DER EINZIGE ECHTE OHRWURM
Mit „Get Lucky“ melden sich Daft Punk im Frühjahr zurück. Wie ein Lauffeuer verbreiten sich bereits vor Veröffentlichung die Soundschnipsel des Disco-Songs im Internet. Und schon bald führen Dutzende Bearbeitungen ein munteres Eigenleben: George Barnett wird über seine Folkversion zum Netz-Star. Ein gewisser PV Nova remixt „Get Lucky“ quer durch die Musikhistorie – von der 20er-Jahre-Swing- bis zur Euro-Dance-Version. Ein Ohrwurm, an dem die ganze Welt herumbastelt, was die behelmten Masterminds durchaus als Ehre verstehen dürfen. Bereits 69 Tage nach Veröffentlichung hat sich die Platte in Großbritannien eine Million Mal verkauft. Am Ende steht „Get Lucky“ in 46 Ländern auf Platz eins der Charts.
Die Single stammt von ihrem vierten Studioalbum, „Random Access Memories“, für das die zwei Franzosen einen Riesenaufwand betrieben haben. Fünf Jahre Feinarbeit, um ihren elektronischen Popentwurf nunmehr analog funkeln zu lassen. Disco-Legende Nile Rodgers steuert ein magisches Gitarren-Picking dazu, Giorgio Moroder seine Aura und Pharrell Williams samtene Gesangseinlagen. „Ein Denkmal aus Nostalgie“ hat man diesen Ansatz in Frankreich genannt, während Rodgers flankierend diagnostiziert: „Sie haben sich zurückgewandt, um vorwärts zu gehen.“ Der einstige Fortschritt der Maschinensounds, so die Arbeitsthese, wird wieder von Menschen übernommen.
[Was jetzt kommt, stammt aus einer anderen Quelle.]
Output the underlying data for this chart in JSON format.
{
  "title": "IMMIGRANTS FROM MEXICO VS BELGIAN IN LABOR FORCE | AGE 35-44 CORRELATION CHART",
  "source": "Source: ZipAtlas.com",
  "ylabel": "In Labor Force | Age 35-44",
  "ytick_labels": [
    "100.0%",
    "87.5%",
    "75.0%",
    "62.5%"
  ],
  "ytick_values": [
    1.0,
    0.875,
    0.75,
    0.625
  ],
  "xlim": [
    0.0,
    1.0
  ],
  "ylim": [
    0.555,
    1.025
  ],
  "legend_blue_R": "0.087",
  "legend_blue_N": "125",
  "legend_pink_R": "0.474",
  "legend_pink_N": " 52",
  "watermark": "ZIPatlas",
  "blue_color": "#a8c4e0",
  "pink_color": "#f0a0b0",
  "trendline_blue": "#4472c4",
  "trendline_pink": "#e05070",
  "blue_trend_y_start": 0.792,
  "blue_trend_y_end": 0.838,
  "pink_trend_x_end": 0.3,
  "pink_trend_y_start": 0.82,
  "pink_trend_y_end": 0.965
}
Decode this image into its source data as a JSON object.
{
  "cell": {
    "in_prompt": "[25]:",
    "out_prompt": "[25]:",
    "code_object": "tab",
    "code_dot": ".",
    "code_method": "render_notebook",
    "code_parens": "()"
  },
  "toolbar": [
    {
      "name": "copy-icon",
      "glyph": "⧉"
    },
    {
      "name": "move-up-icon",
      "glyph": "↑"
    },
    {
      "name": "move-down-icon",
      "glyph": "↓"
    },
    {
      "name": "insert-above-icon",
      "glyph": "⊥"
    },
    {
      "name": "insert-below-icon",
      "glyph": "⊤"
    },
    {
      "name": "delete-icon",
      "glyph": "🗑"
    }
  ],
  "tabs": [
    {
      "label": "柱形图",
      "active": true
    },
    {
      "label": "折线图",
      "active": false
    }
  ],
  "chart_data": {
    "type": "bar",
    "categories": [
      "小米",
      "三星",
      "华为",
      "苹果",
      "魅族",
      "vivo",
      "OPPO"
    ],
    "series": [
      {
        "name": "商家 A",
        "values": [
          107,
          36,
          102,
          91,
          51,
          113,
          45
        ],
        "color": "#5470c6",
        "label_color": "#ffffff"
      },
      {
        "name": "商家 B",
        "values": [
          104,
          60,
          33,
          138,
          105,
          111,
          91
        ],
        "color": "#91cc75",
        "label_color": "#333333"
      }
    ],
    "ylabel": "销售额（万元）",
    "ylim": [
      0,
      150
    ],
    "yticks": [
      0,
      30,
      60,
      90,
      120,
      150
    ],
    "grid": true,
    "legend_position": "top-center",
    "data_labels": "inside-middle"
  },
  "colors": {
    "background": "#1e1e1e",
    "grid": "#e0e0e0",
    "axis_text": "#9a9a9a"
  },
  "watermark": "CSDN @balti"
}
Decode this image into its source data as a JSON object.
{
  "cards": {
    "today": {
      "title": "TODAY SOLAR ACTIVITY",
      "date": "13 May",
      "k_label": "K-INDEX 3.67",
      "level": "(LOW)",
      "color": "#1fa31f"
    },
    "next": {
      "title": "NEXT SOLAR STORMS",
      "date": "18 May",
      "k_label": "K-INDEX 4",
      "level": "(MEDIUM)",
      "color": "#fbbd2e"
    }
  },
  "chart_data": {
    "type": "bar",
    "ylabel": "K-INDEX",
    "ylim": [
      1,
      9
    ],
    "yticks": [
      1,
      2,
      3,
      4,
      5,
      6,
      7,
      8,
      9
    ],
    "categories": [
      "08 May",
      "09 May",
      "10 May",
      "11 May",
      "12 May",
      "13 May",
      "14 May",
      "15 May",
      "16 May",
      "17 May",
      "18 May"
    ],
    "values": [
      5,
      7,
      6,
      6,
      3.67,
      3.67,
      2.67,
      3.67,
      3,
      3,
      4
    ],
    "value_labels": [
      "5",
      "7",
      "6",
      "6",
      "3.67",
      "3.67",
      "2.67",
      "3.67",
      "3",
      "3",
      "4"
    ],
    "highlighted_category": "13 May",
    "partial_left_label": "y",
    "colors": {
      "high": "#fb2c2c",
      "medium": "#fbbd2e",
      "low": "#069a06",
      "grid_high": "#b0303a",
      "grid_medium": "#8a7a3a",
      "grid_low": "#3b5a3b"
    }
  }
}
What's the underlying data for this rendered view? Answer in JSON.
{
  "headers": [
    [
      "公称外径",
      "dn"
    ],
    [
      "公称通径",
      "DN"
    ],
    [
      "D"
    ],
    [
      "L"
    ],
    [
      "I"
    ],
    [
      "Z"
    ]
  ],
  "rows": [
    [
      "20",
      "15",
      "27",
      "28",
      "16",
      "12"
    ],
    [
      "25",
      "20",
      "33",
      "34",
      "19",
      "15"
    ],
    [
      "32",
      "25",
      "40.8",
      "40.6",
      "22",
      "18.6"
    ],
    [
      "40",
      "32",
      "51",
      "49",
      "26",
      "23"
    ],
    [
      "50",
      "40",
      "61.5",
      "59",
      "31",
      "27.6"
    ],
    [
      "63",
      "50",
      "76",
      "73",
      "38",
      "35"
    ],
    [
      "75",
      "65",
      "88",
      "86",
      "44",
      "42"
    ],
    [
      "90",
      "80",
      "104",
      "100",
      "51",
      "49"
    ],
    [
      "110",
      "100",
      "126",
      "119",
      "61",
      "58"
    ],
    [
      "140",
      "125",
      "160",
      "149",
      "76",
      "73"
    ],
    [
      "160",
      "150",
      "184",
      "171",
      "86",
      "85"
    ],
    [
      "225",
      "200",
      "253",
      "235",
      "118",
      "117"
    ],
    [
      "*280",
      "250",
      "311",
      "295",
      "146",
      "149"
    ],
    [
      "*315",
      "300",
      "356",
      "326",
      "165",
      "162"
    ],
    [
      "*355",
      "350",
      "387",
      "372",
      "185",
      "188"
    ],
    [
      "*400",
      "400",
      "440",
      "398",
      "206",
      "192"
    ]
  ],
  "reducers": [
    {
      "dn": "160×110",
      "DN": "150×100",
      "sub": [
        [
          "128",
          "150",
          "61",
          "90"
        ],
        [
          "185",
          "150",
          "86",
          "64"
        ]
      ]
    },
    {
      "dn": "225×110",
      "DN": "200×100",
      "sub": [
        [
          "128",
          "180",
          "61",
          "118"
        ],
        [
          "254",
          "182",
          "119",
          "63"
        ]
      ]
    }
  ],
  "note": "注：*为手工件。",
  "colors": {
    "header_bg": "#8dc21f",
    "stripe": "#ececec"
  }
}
Das Endergebnis jedoch gerät seltsam klinisch. Wo der programmatische Eröffnungstrack „Give Live Back To Music“ heißt, will sich auf Albumlänge weder echtes Leben noch Magie entfalten. Einzig bei „Get Lucky“ wirken Daft Punk locker und entspannt; nur hier kommt ihre Hinwendung zur handgemachten Clubmusik wirklich auf den Punkt. Fein montierte 116 Beats per Minute als Musik für die Massen. Selten zuvor hat es so viel konzeptionellen Überbau gebraucht, um einen cleveren Welthit rauszuhauen. Ein Gartenpartykracher, errichtet auf den Fundamenten einer zu groß geratenen Theorie.